C'mon! Greece isn't really bust and it can pay its debts

h4rm0ny

That's a lot of words...

I have a shorter article of about three sentences: "Greece only got into the EU because Goldman Sachs helped them fiddle their financials and because some of the EU leaders were keen on expansion for political reasons. It never was a good fit and should never have been allowed in. And when they crashed rather than infinite bailouts for which the taxpayer takes the risk, they should have been allowed to crash out of the EU rather than dragging everyone else down with them."

Any of the above would make the rest of what was said academic. Yes, there are problems with a currency zone but there are benefits too. Not everything is about setting the most perfect interest rate possible. In reality, Tim is talking about, in his example, people in the North of England being charged more for debt than those in the South, or vice versa. Contrary to his article above, there are downsides to such discrimination.

The EU can certainly absorb a little imprecision in interest rates for all the benefits such as negotiating as a large trade bloc, ease of labour migration, ease of internal trade. This is much like one of those interminable Windows vs. Linux arguments of the AGW debates we have on here where someone picks out one element and says: "Look, this could be better" and tries to turn the whole discussion into one facet rather than the whole picture.
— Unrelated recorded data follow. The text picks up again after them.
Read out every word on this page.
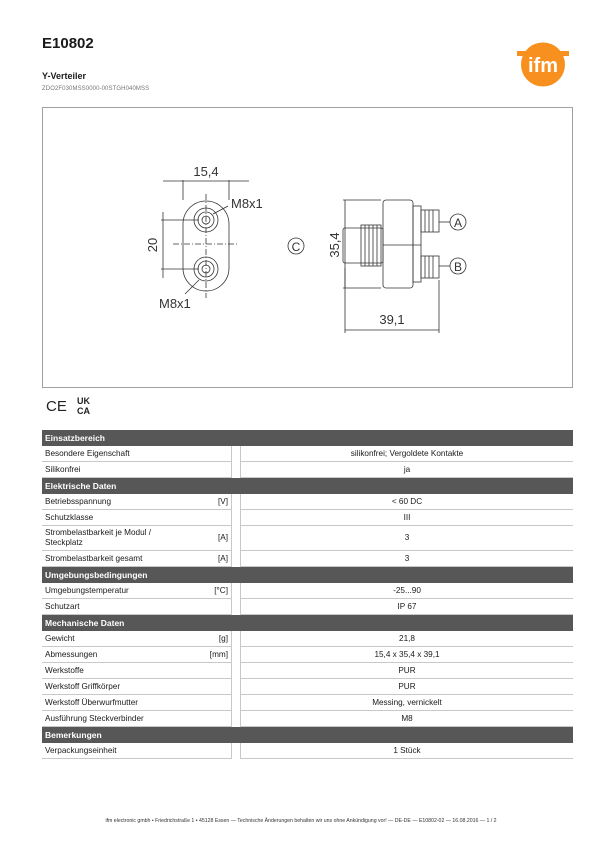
E10802
Y-Verteiler
ZDO2F030MSS0000-00STGH040MSS
ifm
15,4
20
M8x1
M8x1
35,4
39,1
C
A
B
CE UK
CA
Einsatzbereich			
Besondere Eigenschaft			silikonfrei; Vergoldete Kontakte
Silikonfrei			ja
Elektrische Daten			
Betriebsspannung	[V]		< 60 DC
Schutzklasse			III
Strombelastbarkeit je Modul / Steckplatz	[A]		3
Strombelastbarkeit gesamt	[A]		3
Umgebungsbedingungen			
Umgebungstemperatur	[°C]		-25...90
Schutzart			IP 67
Mechanische Daten			
Gewicht	[g]		21,8
Abmessungen	[mm]		15,4 x 35,4 x 39,1
Werkstoffe			PUR
Werkstoff Griffkörper			PUR
Werkstoff Überwurfmutter			Messing, vernickelt
Ausführung Steckverbinder			M8
Bemerkungen			
Verpackungseinheit			1 Stück
ifm electronic gmbh • Friedrichstraße 1 • 45128 Essen — Technische Änderungen behalten wir uns ohne Ankündigung vor! — DE-DE — E10802-02 — 16.08.2016 — 1 / 2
It is survivable that Spain is in the same currency union as Germany. Not ideal, but not critical either. In general, the rich drag up the poor a little bit as a consequence. Which is a good thing long term because otherwise you just get ever widening gaps which end extremely badly. What the EU can't survive is a country as rife with corruption and reckless borrowing as Greece. They should have been kicked out long before (or not admitted). Then we wouldn't be having this conversation because the issues Tim is talking about would be far less exacerbated by the general malaise Greece is largely responsible for. Spain and Ireland would pick up quickly enough. Such peaks and troughs are inevitable, not a consequence of monetary union.